Incorporation of biodegradable nanoparticles into human airway epithelium cells-in vitro study of the suitability as a vehicle for drug or gene delivery in pulmonary diseases.

PURPOSE

Nanoparticles are able to enhance drug or DNA stability for purposes of optimised deposition to targeted tissues. Surface modifications can mediate drug targeting. The suitability of nanoparticles synthesised out of porcine gelatin, human serum albumin, and polyalkylcyanoacrylate as drug and gene carriers for pulmonary application was investigated in vitro on primary airway epithelium cells and the cell line 16HBE14o-.

METHODS

The uptake of nanoparticles into these cells was examined by confocal laser scan microscopy (CLSM) and flow cytometry (FACS).

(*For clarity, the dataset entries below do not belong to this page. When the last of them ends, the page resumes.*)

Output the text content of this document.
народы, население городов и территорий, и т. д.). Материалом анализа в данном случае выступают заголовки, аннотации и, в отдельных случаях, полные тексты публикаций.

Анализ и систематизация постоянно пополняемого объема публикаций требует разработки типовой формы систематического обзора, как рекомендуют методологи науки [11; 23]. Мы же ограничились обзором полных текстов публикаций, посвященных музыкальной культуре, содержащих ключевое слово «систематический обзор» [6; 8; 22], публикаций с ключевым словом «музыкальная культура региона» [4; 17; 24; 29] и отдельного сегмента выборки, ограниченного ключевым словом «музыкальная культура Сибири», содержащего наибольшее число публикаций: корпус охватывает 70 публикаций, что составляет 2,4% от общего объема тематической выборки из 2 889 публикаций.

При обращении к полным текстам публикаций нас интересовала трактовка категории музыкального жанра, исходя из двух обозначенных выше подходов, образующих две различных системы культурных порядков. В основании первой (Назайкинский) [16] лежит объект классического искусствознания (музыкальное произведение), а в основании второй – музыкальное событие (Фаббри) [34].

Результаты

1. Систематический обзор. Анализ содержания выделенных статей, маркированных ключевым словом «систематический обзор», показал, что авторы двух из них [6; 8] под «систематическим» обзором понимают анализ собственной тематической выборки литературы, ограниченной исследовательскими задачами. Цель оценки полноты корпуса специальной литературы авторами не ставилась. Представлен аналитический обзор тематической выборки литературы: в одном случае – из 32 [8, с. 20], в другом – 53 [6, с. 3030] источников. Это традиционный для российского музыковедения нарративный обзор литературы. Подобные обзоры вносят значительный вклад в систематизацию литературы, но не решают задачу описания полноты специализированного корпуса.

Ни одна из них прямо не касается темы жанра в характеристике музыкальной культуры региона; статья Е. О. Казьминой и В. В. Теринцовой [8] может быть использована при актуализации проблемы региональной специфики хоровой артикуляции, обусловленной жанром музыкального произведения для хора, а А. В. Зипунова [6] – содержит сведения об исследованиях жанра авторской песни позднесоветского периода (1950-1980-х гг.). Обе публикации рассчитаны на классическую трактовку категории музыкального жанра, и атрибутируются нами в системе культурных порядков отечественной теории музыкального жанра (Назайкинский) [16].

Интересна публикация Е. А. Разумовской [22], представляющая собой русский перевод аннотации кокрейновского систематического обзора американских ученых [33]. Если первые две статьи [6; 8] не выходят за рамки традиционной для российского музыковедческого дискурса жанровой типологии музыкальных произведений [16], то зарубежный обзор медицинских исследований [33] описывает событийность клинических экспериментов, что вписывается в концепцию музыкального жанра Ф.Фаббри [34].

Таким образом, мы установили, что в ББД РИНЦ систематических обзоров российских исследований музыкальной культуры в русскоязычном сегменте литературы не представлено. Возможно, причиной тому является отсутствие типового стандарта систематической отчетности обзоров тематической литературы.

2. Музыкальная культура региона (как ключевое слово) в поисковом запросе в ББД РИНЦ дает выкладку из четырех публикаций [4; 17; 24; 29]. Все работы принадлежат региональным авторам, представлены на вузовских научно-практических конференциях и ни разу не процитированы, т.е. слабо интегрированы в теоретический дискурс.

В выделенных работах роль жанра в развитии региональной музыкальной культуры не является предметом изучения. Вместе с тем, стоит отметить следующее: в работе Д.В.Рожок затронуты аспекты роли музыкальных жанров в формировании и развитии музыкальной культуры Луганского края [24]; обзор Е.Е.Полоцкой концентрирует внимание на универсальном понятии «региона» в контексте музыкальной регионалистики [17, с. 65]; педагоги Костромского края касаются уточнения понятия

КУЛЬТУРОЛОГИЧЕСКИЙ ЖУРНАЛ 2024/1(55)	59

Further the cytotoxicity of nanoparticles was evaluated by an LDH-release-test and the inflammatory potential of the nanoparticles was assessed by measuring IL-8 release.

RESULTS

CLSM and FACS experiments showed that the nanoparticles were incorporated into bronchial epithelial cells provoking little or no cytotoxicity and no inflammation as measured by IL-8 release.

CONCLUSIONS

Based on their low cytotoxicity and the missing inflammatory potential in combination with an efficient uptake in human bronchial epithelial cells, protein-based nanoparticles are suitable drug and gene carriers for pulmonary application.